Commissioner Christie voted against both orders, despite voting for the CAISO and NYISO compliance orders. (One possible reason that he failed to dissent earlier is that CAISO and NYISO had adopted DER Aggregation voluntarily prior to Order No. 2222 being issued.) Commissioner Christie pointed out in his dissents that the problems and complexities of complying with Order No. 2222 are extreme and the costs enormous. His conclusion in the PJM order is that Order No. 2222 will haunt the RTOs and RERRAs, the reliability of the grid, and the pocketbooks of consumers for a very long time. Although legal/regulatory implementation costs are high, if states continue to use NEM, PURPA programs that ask EDCs to voluntarily pay above avoided cost rates, and other programs that provide more value to energy-producing DERs than the wholesale market, Order No. 2222 will be largely irrelevant.
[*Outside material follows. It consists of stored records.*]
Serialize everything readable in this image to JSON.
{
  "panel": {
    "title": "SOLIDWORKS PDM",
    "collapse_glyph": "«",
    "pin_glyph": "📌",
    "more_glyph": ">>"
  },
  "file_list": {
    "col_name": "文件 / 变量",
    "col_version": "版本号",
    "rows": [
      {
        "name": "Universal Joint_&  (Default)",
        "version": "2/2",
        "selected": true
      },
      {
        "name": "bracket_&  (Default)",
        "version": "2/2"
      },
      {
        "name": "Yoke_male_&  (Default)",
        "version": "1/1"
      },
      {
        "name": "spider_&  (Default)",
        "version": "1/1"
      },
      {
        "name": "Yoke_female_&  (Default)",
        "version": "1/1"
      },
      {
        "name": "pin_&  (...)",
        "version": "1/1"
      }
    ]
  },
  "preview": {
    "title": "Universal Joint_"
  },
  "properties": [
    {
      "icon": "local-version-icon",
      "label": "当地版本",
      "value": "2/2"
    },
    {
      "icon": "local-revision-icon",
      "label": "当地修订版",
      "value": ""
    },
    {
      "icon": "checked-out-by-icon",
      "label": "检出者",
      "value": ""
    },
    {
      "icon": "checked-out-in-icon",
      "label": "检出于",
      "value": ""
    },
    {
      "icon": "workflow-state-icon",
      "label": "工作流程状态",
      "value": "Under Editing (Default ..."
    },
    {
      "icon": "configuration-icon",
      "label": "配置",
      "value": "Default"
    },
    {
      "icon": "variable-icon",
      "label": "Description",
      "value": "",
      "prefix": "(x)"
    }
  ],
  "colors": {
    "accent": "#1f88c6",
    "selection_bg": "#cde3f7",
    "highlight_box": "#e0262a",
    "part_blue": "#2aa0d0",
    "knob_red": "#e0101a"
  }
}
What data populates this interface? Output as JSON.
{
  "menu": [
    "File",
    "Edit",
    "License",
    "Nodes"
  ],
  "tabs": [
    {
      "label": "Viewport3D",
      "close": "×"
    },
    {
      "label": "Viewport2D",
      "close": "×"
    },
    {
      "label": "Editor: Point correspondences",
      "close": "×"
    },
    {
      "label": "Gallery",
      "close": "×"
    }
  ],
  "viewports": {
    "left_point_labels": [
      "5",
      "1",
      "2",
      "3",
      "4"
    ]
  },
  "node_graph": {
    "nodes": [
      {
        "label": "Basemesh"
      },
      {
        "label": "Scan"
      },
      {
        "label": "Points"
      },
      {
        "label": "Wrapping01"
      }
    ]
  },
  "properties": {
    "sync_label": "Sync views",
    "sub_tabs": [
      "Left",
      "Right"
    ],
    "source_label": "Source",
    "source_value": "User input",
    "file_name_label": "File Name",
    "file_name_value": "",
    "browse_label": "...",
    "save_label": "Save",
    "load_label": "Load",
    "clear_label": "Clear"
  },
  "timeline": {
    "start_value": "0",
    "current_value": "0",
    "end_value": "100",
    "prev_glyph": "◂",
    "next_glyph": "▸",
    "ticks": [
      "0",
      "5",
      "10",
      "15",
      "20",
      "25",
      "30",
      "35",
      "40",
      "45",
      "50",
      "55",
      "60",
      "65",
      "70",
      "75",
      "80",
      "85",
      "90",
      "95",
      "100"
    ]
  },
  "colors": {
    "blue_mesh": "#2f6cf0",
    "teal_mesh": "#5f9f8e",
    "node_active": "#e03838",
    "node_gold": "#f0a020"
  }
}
Costs may not be as high as feared if participation is largely non-existent. That said, there is a limit to the degree to which states can use such types of programs before cost shifting renders them unworkable and they are reformed so that DER owners are relegated to earning compensation that more accurately values the services they provide. (As noted, the Pennsylvania PUC quite unabashedly admitted that it pays DERs not only for energy, but for the transmission, capacity, ancillary services and distribution components of retail rates as compensation for the energy produced.) Once state-mandated DER compensation is more accurate, participation in the wholesale market through DER aggregation may become more appealing. But even smaller state subsidies, such as compensating NEM customers for excess energy under a value of solar program, may continue to pay well more than the wholesale market price, less a cut for a DER Aggregator.

One leaves the newest compliance orders with the impression that a fulsome understanding of the direct connections between state DER programs (including NEM), Order No. 745 demand response aggregation programs, and Order No. 2222 aggregations and how, whether, or why a DER may choose among such options does not yet exist. Given that there may be as many different such connections as there are states with at least one ISO/RTO member, renders obtaining such an understanding difficult. Such direct connection also may result in retail customers paying Order No. 2222 implementation costs when Order No. 2222 DER Aggregations will not be an option that is economically logical for DER owners.